Foto: Estonian Maritime Museum

Saaremaa is the largest Estonian island, and Roomassaare is one of its most important main ports. The port dates from 1894 and today includes both a yacht harbour and a cargo port.

Roomassaare is located next to the city of Kuressaare, which is the administrative centre and main tourist destination in the area. Kuressaare became a popular summer resort and a favourite spot for holiday-makers in the middle of the 19th century, but a permanent sea connection was established in 1958 when a steamship sailing between St. Petersburg and Riga began stopping on the Kuressaare roadstead. Due to increased ship traffic and the shallowness of the landing place, a better spot had to be found to build a new port.

In 1891-1894, a new quay was built on the Cape of Roomassaare. By the turn of the century, regular ship lines had been established with Stockholm, Helsinki, Riga, Tallinn and Pärnu. Besides passengers, goods were shipped to and from the island via Roomassaare. The turnover of Roomassare Port grew and new shipping lines were opened in the 20th century, when the Republic of Estonia gained its independence (War of Independence 1918-1920).

During World War II, the port was at the disposal of the military and over the subsequent years of Soviet occupation very little development work was done. In the 1980s, the construction of an oil quay was completed as set out in plans. The 1990s were the most intense period of change for Roomassaare, when Tallinn Port began operating the facilities after Estonia regained its independence. That was when the yacht harbour was built and the first stage of the reconstruction of the cargo port was completed. In 1994, the Saarte Liinid state enterprise was assigned to manage Roomassaare Port. New cargo quays were built, the port area was expanded and the yacht harbour was fully developed.
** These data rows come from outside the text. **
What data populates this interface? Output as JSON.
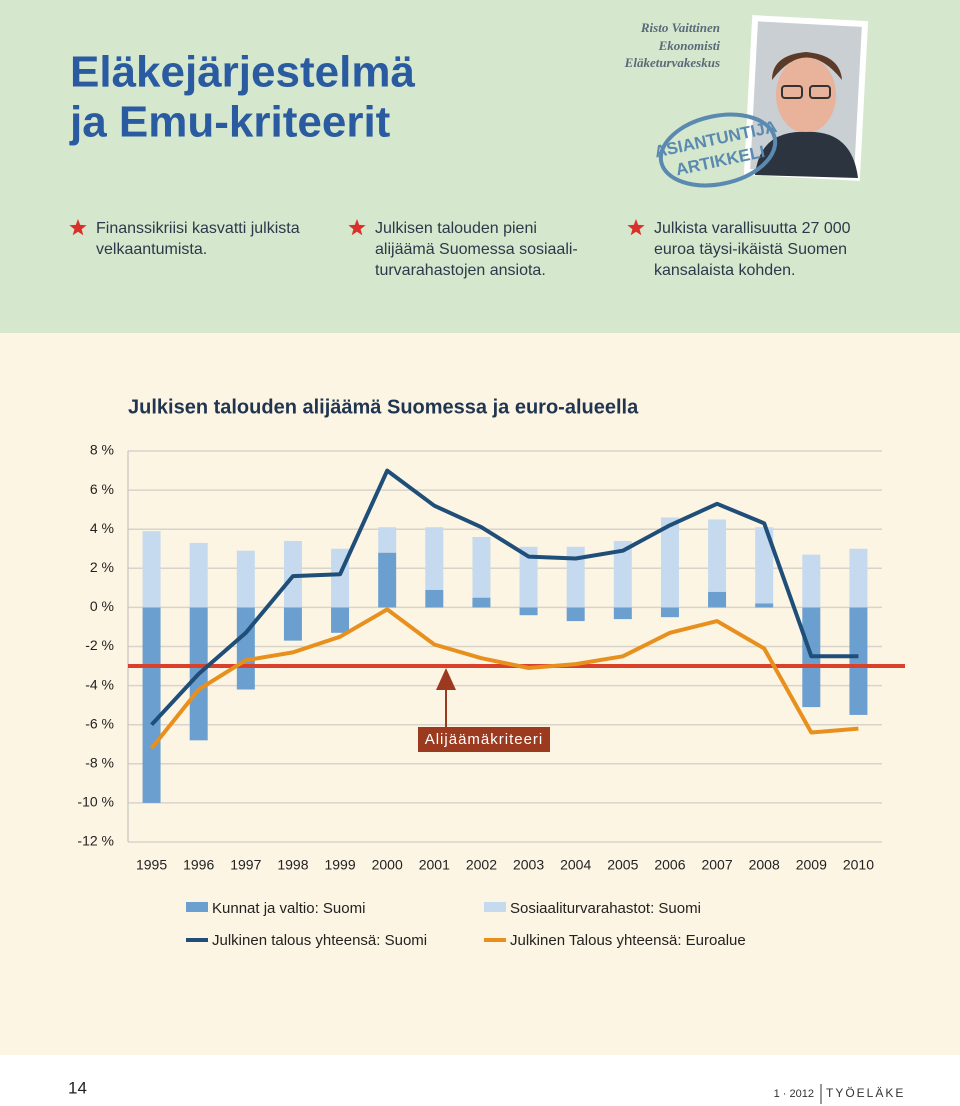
{
  "header": {
    "title": [
      "Eläkejärjestelmä",
      "ja Emu-kriteerit"
    ],
    "author": [
      "Risto Vaittinen",
      "Ekonomisti",
      "Eläketurvakeskus"
    ],
    "stamp": [
      "ASIANTUNTIJA",
      "ARTIKKELI"
    ]
  },
  "bullets": [
    {
      "lines": [
        "Finanssikriisi kasvatti julkista",
        "velkaantumista."
      ]
    },
    {
      "lines": [
        "Julkisen talouden pieni",
        "alijäämä Suomessa sosiaali-",
        "turvarahastojen ansiota."
      ]
    },
    {
      "lines": [
        "Julkista varallisuutta 27 000",
        "euroa täysi-ikäistä Suomen",
        "kansalaista kohden."
      ]
    }
  ],
  "chart_data": {
    "type": "bar_line",
    "title": "Julkisen talouden alijäämä Suomessa ja euro-alueella",
    "categories": [
      "1995",
      "1996",
      "1997",
      "1998",
      "1999",
      "2000",
      "2001",
      "2002",
      "2003",
      "2004",
      "2005",
      "2006",
      "2007",
      "2008",
      "2009",
      "2010"
    ],
    "series": [
      {
        "name": "Kunnat ja valtio: Suomi",
        "kind": "bar",
        "color": "#6a9fd0",
        "values": [
          -10.0,
          -6.8,
          -4.2,
          -1.7,
          -1.3,
          2.8,
          0.9,
          0.5,
          -0.4,
          -0.7,
          -0.6,
          -0.5,
          0.8,
          0.2,
          -5.1,
          -5.5
        ]
      },
      {
        "name": "Sosiaaliturvarahastot: Suomi",
        "kind": "bar",
        "color": "#c5daee",
        "values": [
          3.9,
          3.3,
          2.9,
          3.4,
          3.0,
          1.3,
          3.2,
          3.1,
          3.1,
          3.1,
          3.4,
          4.6,
          3.7,
          3.9,
          2.7,
          3.0
        ]
      },
      {
        "name": "Julkinen talous yhteensä: Suomi",
        "kind": "line",
        "color": "#1f4e79",
        "values": [
          -6.0,
          -3.4,
          -1.3,
          1.6,
          1.7,
          7.0,
          5.2,
          4.1,
          2.6,
          2.5,
          2.9,
          4.2,
          5.3,
          4.3,
          -2.5,
          -2.5
        ]
      },
      {
        "name": "Julkinen Talous yhteensä: Euroalue",
        "kind": "line",
        "color": "#e8901e",
        "values": [
          -7.2,
          -4.2,
          -2.7,
          -2.3,
          -1.5,
          -0.1,
          -1.9,
          -2.6,
          -3.1,
          -2.9,
          -2.5,
          -1.3,
          -0.7,
          -2.1,
          -6.4,
          -6.2
        ]
      }
    ],
    "reference_line": {
      "value": -3,
      "label": "Alijäämäkriteeri",
      "color": "#d9412b"
    },
    "ylim": [
      -12,
      8
    ],
    "yticks": [
      {
        "value": 8,
        "label": "8 %"
      },
      {
        "value": 6,
        "label": "6 %"
      },
      {
        "value": 4,
        "label": "4 %"
      },
      {
        "value": 2,
        "label": "2 %"
      },
      {
        "value": 0,
        "label": "0 %"
      },
      {
        "value": -2,
        "label": "-2 %"
      },
      {
        "value": -4,
        "label": "-4 %"
      },
      {
        "value": -6,
        "label": "-6 %"
      },
      {
        "value": -8,
        "label": "-8 %"
      },
      {
        "value": -10,
        "label": "-10 %"
      },
      {
        "value": -12,
        "label": "-12 %"
      }
    ],
    "grid": true
  },
  "footer": {
    "page": "14",
    "issue": "1 · 2012",
    "magazine": "TYÖELÄKE"
  }
}
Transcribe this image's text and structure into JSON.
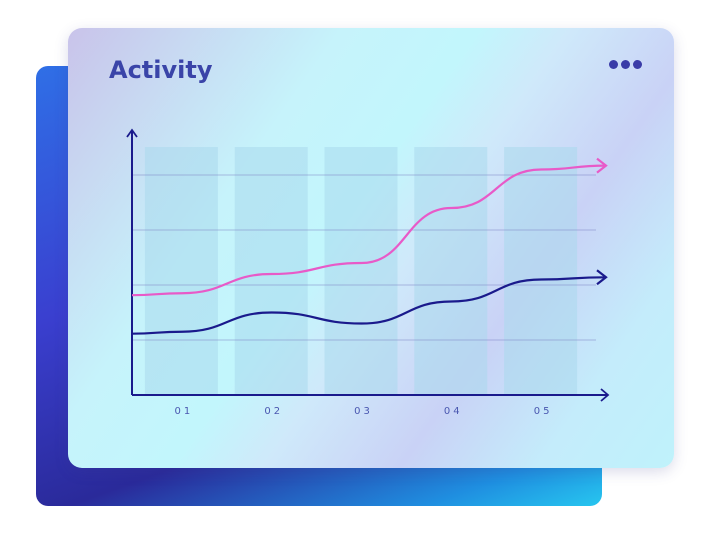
{
  "card": {
    "title": "Activity",
    "menu_icon": "more-horizontal-icon"
  },
  "colors": {
    "pink": "#e85ac8",
    "navy": "#1a1a8c",
    "bars": "#a9d8ec",
    "axis": "#1a1a8c"
  },
  "chart_data": {
    "type": "line",
    "title": "Activity",
    "categories": [
      "01",
      "02",
      "03",
      "04",
      "05"
    ],
    "series": [
      {
        "color": "#e85ac8",
        "values": [
          1.85,
          2.2,
          2.4,
          3.4,
          4.1
        ]
      },
      {
        "color": "#1a1a8c",
        "values": [
          1.15,
          1.5,
          1.3,
          1.7,
          2.1
        ]
      }
    ],
    "background_bars": true,
    "ylim": [
      0,
      5
    ],
    "grid": true,
    "y_tick_labels": false
  }
}
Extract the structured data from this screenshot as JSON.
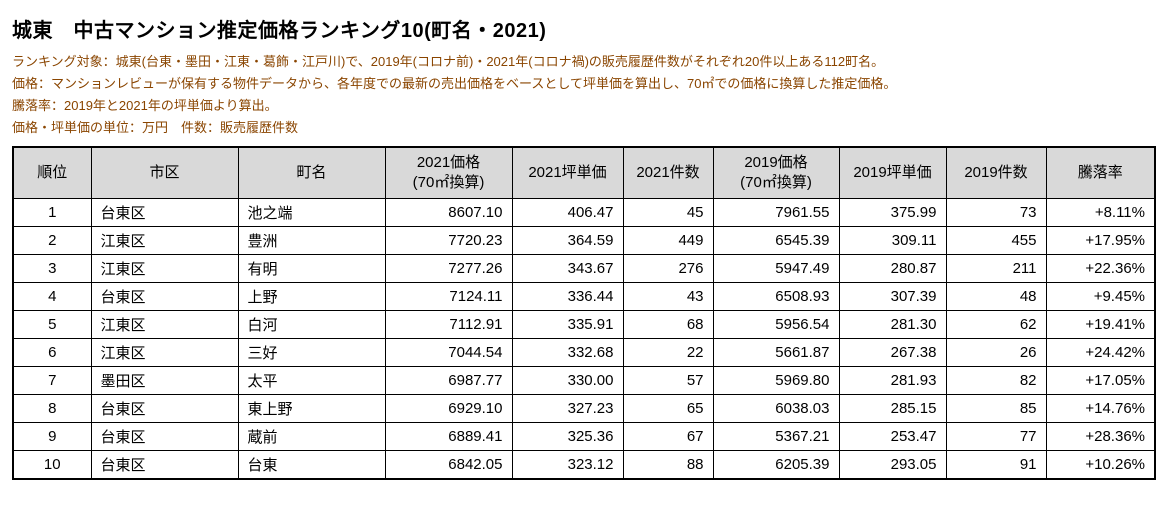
{
  "page": {
    "title": "城東　中古マンション推定価格ランキング10(町名・2021)",
    "notes": [
      "ランキング対象：城東(台東・墨田・江東・葛飾・江戸川)で、2019年(コロナ前)・2021年(コロナ禍)の販売履歴件数がそれぞれ20件以上ある112町名。",
      "価格：マンションレビューが保有する物件データから、各年度での最新の売出価格をベースとして坪単価を算出し、70㎡での価格に換算した推定価格。",
      "騰落率：2019年と2021年の坪単価より算出。",
      "価格・坪単価の単位：万円　件数：販売履歴件数"
    ]
  },
  "table": {
    "column_keys": [
      "rank",
      "ward",
      "town",
      "price-2021",
      "tsubo-price-2021",
      "count-2021",
      "price-2019",
      "tsubo-price-2019",
      "count-2019",
      "change-rate"
    ],
    "headers": [
      {
        "line1": "順位"
      },
      {
        "line1": "市区"
      },
      {
        "line1": "町名"
      },
      {
        "line1": "2021価格",
        "line2": "(70㎡換算)"
      },
      {
        "line1": "2021坪単価"
      },
      {
        "line1": "2021件数"
      },
      {
        "line1": "2019価格",
        "line2": "(70㎡換算)"
      },
      {
        "line1": "2019坪単価"
      },
      {
        "line1": "2019件数"
      },
      {
        "line1": "騰落率"
      }
    ],
    "rows": [
      [
        "1",
        "台東区",
        "池之端",
        "8607.10",
        "406.47",
        "45",
        "7961.55",
        "375.99",
        "73",
        "+8.11%"
      ],
      [
        "2",
        "江東区",
        "豊洲",
        "7720.23",
        "364.59",
        "449",
        "6545.39",
        "309.11",
        "455",
        "+17.95%"
      ],
      [
        "3",
        "江東区",
        "有明",
        "7277.26",
        "343.67",
        "276",
        "5947.49",
        "280.87",
        "211",
        "+22.36%"
      ],
      [
        "4",
        "台東区",
        "上野",
        "7124.11",
        "336.44",
        "43",
        "6508.93",
        "307.39",
        "48",
        "+9.45%"
      ],
      [
        "5",
        "江東区",
        "白河",
        "7112.91",
        "335.91",
        "68",
        "5956.54",
        "281.30",
        "62",
        "+19.41%"
      ],
      [
        "6",
        "江東区",
        "三好",
        "7044.54",
        "332.68",
        "22",
        "5661.87",
        "267.38",
        "26",
        "+24.42%"
      ],
      [
        "7",
        "墨田区",
        "太平",
        "6987.77",
        "330.00",
        "57",
        "5969.80",
        "281.93",
        "82",
        "+17.05%"
      ],
      [
        "8",
        "台東区",
        "東上野",
        "6929.10",
        "327.23",
        "65",
        "6038.03",
        "285.15",
        "85",
        "+14.76%"
      ],
      [
        "9",
        "台東区",
        "蔵前",
        "6889.41",
        "325.36",
        "67",
        "5367.21",
        "253.47",
        "77",
        "+28.36%"
      ],
      [
        "10",
        "台東区",
        "台東",
        "6842.05",
        "323.12",
        "88",
        "6205.39",
        "293.05",
        "91",
        "+10.26%"
      ]
    ]
  }
}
Roomassaare Port was the largest port in Saaremaa at the beginning of the 20th century, and the city of Kuressaare earned revenue from the fees charged on the road between the port and the city. It is interesting to know that the revenue received was used as the annual salary of the mayor.

Roomassaare Port in the 1920s and 1930s.

Foto: Estonian Maritime Museum

In the 1920s and 1930s, a narrow-gauge railway connected Roomassaare Port and the city of Kuressaare. The railroad had been built during the German occupation (1917-1918) and remained in use until 1940.

The port during the Soviet occupation

Foto: Estonian Maritime Museum

During the Soviet occupation, the installation of a crane with a 10-tonne lifting capacity in 1951 was an important step in the development of the port.

Roomassaare Port in 2013

Foto: Kai Laanmets

In 2013, Roomassaare Port hosted the Tall Ships' Races sailing competition for the first time.

Roomassaare Port at the end of the 1990s

Foto: Estonian Maritime Museum

Aerial photo of Roomassaare Port at the end of the 1990s.

Roomassaare port in 2010

Foto: Estonian Maritime Museum

2010, Roomassaare cargo port in the forefront, the yacht harbour in the background. The main cargo port of Saaremaa, with timber and peat moss as the main export goods.

Roomassaare port in 2012

Foto: Estonian Maritime Museum

A view to Roomassaare port buildings in 2012. The buildings were completed in 1998-2002.